Interaction map or interaction fingerprint of PPARA nuclear protein. The map of interactions between nuclear receptor residues (horizontal axis) and natural metabolites, drug reference and indole metabolites are shown (vertical axis). The upper quadrant shows the frequency of any contact (light gray) of the residues with respect to the metabolites, and the yellow panel and dotted line indicate specific residues that interact with ≤50% and ≤75% of total metabolites, respectively. The number of aminoacidic residues are according to alignment and author crystal numbering.

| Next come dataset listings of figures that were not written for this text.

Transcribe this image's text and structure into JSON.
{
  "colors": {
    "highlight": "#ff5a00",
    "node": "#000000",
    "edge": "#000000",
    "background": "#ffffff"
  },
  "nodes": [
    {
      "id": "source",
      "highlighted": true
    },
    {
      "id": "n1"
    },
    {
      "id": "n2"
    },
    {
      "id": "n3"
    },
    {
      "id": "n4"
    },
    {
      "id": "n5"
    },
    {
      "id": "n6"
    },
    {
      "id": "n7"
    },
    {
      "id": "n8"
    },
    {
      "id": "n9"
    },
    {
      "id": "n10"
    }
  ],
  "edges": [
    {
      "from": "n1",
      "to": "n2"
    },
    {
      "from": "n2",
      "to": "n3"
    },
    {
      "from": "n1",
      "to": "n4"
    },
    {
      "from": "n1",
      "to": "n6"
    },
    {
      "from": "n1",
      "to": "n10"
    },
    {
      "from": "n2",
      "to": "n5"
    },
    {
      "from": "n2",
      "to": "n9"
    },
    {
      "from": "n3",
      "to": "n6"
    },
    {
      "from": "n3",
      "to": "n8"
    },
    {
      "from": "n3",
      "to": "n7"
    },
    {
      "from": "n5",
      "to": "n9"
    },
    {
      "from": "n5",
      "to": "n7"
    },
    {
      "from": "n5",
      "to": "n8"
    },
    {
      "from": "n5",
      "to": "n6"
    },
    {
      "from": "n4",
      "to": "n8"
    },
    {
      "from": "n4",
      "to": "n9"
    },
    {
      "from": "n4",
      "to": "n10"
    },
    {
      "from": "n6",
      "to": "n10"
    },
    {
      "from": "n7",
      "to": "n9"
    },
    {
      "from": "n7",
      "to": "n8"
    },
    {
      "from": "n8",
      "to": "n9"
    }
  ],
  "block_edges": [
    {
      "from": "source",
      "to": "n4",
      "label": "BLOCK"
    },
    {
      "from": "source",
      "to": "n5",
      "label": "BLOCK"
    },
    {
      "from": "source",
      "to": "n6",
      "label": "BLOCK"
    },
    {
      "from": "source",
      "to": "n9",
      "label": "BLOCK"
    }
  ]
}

The right quadrant shows the frequency of any interactions of the metabolites, with respect to amino acid residues (light gray) and the negative of docking score (dark gray), and the dotted line and yellow panel indicate the maximum and minimum docking score of reference metabolites, respectively. The main window shows the specific interaction of each amino acid residue and the type of interaction with each of the metabolites. Horizontal dots indicate the limit of different metabolites or drugs and are labelled by a number relevant to the name in Table 4 and Figure S5. Vertical dots indicate specific aminoacidic residues. Vertical green squares indicate specific aminoacidic residues that interact with >75% of metabolites. Vertical red squares indicate a specific aminoacidic residue that interacts with only an antagonist. The numbers of metabolite interactions are color-coded as follows: gray: any interaction; gold: with skeleton; turquoise: with side chain; flag green: with hydrophobic residues; purple: with residues that have aromatic rings; orange: with polar residues; magenta: with charged polar residues; blue: with hydrogen bond donors; red: with hydrogen post acceptors; and white: no interaction. Kb: ketone body; SCFA: short chain fatty acid; MCFA: medium chain FA; LCFA: long chain FA; MUFA: mono-unsaturated FA; PUFA: poly-unsaturated FA; Ant: antagonist; Ago: agonist.